Foxtel was the first broadcaster to show in 3D with the Australia versus New Zealand match in mid 2010. At present it rebroadcasts channel 40 in select areas, in addition to ESPN 3D.
- PlayStation 3
While 3D movies are coming, several PlayStation 3 games will now work in 3D including Wipeout, Pain and the demo version of MotorStorm: Pacific Rift. More games are expected to follow.
The number of 3D Blu-ray players is growing but the number of 3D discs isn't. At present there is only one 3D Blu-ray disc available for sale, and it's not the one you'd think. Cloudy With a Chance of Meatballs was released in July 2010, and it is soon to be joined by Open Season and Monster House. Unfortunately, big guns such as Avatar and Alice in Wonderland are tied in with manufacturers at release and won't be seen at retail till 2011. There are a number of discs available only with the purchase of players or TVs, and these include Coraline (Panasonic) and Monsters Versus Aliens (Samsung). No word on when these will be available separately.
The Panasonic VT20 3D TV earned itself an Editors' Choice. (Credit: Panasonic)
What TVs are available, and how much do glasses cost?
We can foresee a time when all televisions ship with some form of 3D and it will be up to the user to buy glasses on top of this. At present there is a handful of models available with Panasonic, Sony and LG producing 3D TVs for the Australian market. Sharp is expected to release its 3D "Quattron" TV in the near future as well. We round-up the latest 3D TVs here.
Sony currently offers two pairs of glasses with its LX900 televisions, LG offers two with its various televisions, Samsung offers two and Panasonic offers one with its VT20 television. Prices range between AU$100 and AU$200 for a single pair.

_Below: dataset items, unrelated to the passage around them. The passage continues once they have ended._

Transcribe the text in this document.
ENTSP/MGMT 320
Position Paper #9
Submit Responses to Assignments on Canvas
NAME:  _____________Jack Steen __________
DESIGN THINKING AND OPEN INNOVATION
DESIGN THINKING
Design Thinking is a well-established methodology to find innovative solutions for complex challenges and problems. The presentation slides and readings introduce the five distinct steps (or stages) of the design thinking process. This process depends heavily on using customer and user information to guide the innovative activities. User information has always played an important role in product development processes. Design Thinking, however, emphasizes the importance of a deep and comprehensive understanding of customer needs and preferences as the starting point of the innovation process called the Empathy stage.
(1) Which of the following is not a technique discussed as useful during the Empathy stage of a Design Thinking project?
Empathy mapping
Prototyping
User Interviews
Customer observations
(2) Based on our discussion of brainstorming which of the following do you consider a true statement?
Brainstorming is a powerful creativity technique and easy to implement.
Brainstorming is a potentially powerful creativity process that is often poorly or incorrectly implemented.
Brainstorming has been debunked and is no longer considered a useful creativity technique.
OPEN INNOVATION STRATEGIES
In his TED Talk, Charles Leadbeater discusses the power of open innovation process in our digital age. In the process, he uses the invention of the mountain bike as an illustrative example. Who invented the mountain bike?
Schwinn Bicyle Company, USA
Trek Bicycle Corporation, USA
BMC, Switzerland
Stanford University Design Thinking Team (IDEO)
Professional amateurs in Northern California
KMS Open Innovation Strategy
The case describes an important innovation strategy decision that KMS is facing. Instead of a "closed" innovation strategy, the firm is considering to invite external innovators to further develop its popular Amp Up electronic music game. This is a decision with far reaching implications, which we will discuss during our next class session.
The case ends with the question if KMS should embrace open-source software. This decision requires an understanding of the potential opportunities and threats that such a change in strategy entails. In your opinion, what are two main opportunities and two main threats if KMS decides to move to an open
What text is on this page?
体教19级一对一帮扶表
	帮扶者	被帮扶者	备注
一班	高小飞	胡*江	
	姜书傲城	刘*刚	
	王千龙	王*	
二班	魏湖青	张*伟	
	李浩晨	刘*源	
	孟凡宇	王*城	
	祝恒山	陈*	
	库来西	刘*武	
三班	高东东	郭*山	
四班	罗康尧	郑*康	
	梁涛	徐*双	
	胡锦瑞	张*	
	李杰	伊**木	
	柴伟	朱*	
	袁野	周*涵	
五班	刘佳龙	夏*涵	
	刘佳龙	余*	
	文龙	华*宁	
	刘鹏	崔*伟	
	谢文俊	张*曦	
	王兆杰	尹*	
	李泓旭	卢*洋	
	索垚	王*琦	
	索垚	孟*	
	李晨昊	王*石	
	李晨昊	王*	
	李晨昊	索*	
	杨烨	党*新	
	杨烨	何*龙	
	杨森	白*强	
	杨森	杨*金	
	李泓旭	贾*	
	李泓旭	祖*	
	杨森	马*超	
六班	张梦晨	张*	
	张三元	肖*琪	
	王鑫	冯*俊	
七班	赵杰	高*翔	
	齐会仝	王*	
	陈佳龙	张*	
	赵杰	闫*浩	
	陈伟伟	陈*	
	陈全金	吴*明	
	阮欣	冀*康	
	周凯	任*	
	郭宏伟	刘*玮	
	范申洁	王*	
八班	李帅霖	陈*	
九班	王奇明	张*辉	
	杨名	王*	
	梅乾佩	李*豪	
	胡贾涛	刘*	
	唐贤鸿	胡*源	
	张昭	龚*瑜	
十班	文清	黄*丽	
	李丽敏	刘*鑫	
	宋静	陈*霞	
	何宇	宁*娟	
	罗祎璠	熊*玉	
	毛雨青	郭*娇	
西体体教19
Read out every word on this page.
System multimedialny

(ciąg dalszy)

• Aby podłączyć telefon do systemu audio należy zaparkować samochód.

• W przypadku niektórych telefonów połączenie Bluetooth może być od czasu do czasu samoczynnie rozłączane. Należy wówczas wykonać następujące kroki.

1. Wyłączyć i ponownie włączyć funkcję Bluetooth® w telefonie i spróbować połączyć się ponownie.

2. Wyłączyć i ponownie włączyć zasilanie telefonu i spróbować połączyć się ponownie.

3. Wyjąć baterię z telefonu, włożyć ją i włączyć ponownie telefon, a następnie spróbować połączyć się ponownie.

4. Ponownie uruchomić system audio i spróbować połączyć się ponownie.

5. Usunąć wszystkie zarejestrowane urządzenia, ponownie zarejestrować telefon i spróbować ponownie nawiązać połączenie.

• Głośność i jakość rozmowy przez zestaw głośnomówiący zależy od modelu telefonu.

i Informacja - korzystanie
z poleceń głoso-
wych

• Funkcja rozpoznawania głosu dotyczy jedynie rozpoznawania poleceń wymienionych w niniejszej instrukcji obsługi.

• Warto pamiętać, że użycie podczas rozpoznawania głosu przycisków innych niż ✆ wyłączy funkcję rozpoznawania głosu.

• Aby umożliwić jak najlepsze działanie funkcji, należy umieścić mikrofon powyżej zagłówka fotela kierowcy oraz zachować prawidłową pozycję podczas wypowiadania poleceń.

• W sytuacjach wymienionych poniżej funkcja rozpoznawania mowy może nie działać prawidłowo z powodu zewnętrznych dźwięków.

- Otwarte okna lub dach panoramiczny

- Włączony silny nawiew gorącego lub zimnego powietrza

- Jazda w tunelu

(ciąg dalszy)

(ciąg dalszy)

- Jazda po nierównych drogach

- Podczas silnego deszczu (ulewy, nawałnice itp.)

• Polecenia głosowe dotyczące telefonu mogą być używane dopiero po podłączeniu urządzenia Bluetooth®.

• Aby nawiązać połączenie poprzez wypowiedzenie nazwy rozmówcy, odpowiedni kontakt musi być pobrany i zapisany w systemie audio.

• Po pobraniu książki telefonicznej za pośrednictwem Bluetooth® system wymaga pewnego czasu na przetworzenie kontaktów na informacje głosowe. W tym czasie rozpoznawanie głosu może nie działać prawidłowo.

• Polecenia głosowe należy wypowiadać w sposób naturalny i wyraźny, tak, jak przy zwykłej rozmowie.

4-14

Will 3D TVs work with all 3D formats?
Unlike Blu-ray versus HD DVD, there doesn't seem to be a major "format war" between the various methods for delivering 3D. All of the TV makers we spoke with specified that their upcoming 3D sets would work with the Blu-ray format. When we asked about other 3D formats, including ones that use side-by-side, checkerboard and top-and-bottom modes, and 3D found on current source devices like PCs using Nvidia's 3D Vision, TV makers that responded either specified their sets would be compatible or implied they would be by launch time. In short, compatibility shouldn't be a major hurdle for 3D TVs.
Is 3D TV any good or just the latest gimmick to get me to buy new crap?
The new 3D TV technology seen under the right conditions can be very impressive and definitely delivers a "wow" factor that will appeal to fans of immersive home theatre, gamers and other early adopters. Aside from screen size, the experience is very similar to what you'll see at the theatre.
But that screen size difference is huge, and final versions of 3D TVs might perform differently from demos. And we have no idea how home-viewing conditions like ambient light, seating distance, viewing angle and other factors, which figure less prominently into the theatre experience, affect 3D in the home.
Finally, when evaluating whether 3D TV is "any good", it's worth drawing attention again to the many issues described above and elsewhere.
And, of course, like any new technology (or product for that matter), 3D is in essence intended to get you to buy more stuff. Years of underwhelming 3D implementations and misguided marketing earns 3D more of a right than other technologies to bear the description "gimmick". Again, we recommend seeing 3D in the theatre under ideal conditions, then considering the differences between that and 3D TV in the home, before writing 3D off or becoming a fanboy/girl.
When this FAQ was first published in January 2010 we polled the six major TV makers that announced new 3D models — LG, Panasonic, Samsung, Sony and Toshiba — to help with some answers. We also gleaned information from enthusiast sites like AVS forum and the friendly folks at EngadgetHD.